How to buy chicken coop online in Florida
While some people favour building their own chicken coop, others avoid DIY projects and instead opt to buy a ready-made pen for their chickens.
Purchasing a prefabricated chicken coop is a quick and simple solution. We've put up some suggestions for you on what to look for in a chicken coop while purchasing online in Florida.
Chicken Coop Essentials
The chick flock looks up to you for safety, security, food, and water, to name a few necessities.
Every day, rain or shine, you are responsible for feeding and watering them. The coop you purchase must give security and safety for your birds 24 hours a day, seven days a week. For the health of your flock and your peace of mind, a well-built coop is vital.
Whatever coop you decide to buy, your hens will require the following features:
- Pop door: The coop's entrance for the chickens.
- Ventilation: Usually found in the eaves, it should be adjustable
- Each standard bird must have at least one foot of perch.
- Nesting Boxes: Three to four hens require one box.
- Easy to clean structure
Things to consider while buying a coop
You can assess the coop's quality by looking for features such as:
- Are there any holes between the boards? It yes, then it can be problematic in colder climates.
- How durable is it? If you press on it, does it sway and rock?
- What is the thickness of the wood? It should be at least 10mm.
- Are the hardware and fasteners rust-proof?
- What kind of lock is put on it?
- Is hardware mesh used to guard the windows and vents?
- Is it made of plastic? If yes then you should be aware that voracious predators will spend no time attempting to gain access to your birds.
Although you may always replace hinges, bolts, and locks, you will be wasting your money if the underlying structure is not sound. Make sure all of the pieces are in good working order. In the winter, there should be no openings or regions where a gapping can cool the birds.
This is vital information! Do not be fooled by advertising claims that a 3ft by 4ft box can hold 6 hens. Technically, yes, but not if you want your chickens to be happy and healthy.
A regular-sized bird should have 4 square feet of floor space, and a bantam should have 2 square feet. Picking and pecking will become more common when space becomes scarce.

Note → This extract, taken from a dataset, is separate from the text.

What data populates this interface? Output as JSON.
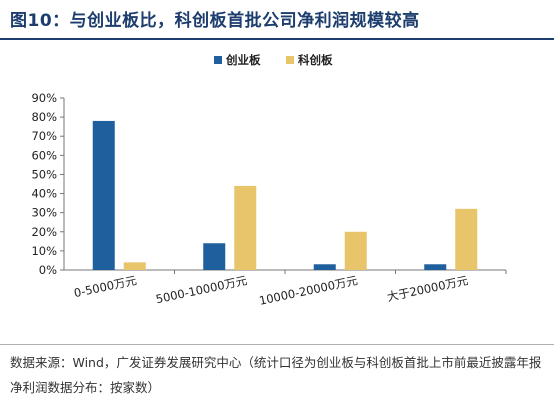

If this is a summer-only coop with a large run or the girls free-range, then less space in the coop is acceptable because they will only be resting or laying eggs.
How much room do you have in the run? Experts recommend 8 space feet for regular birds and 4 square feet for every bantam bird. Bantams are easier to care for because they are fond of flying.
You should purchase something that is appropriate for the weather conditions in your area. Before you decide to invest in a coop, take a hard look at your property to see where you'll put it.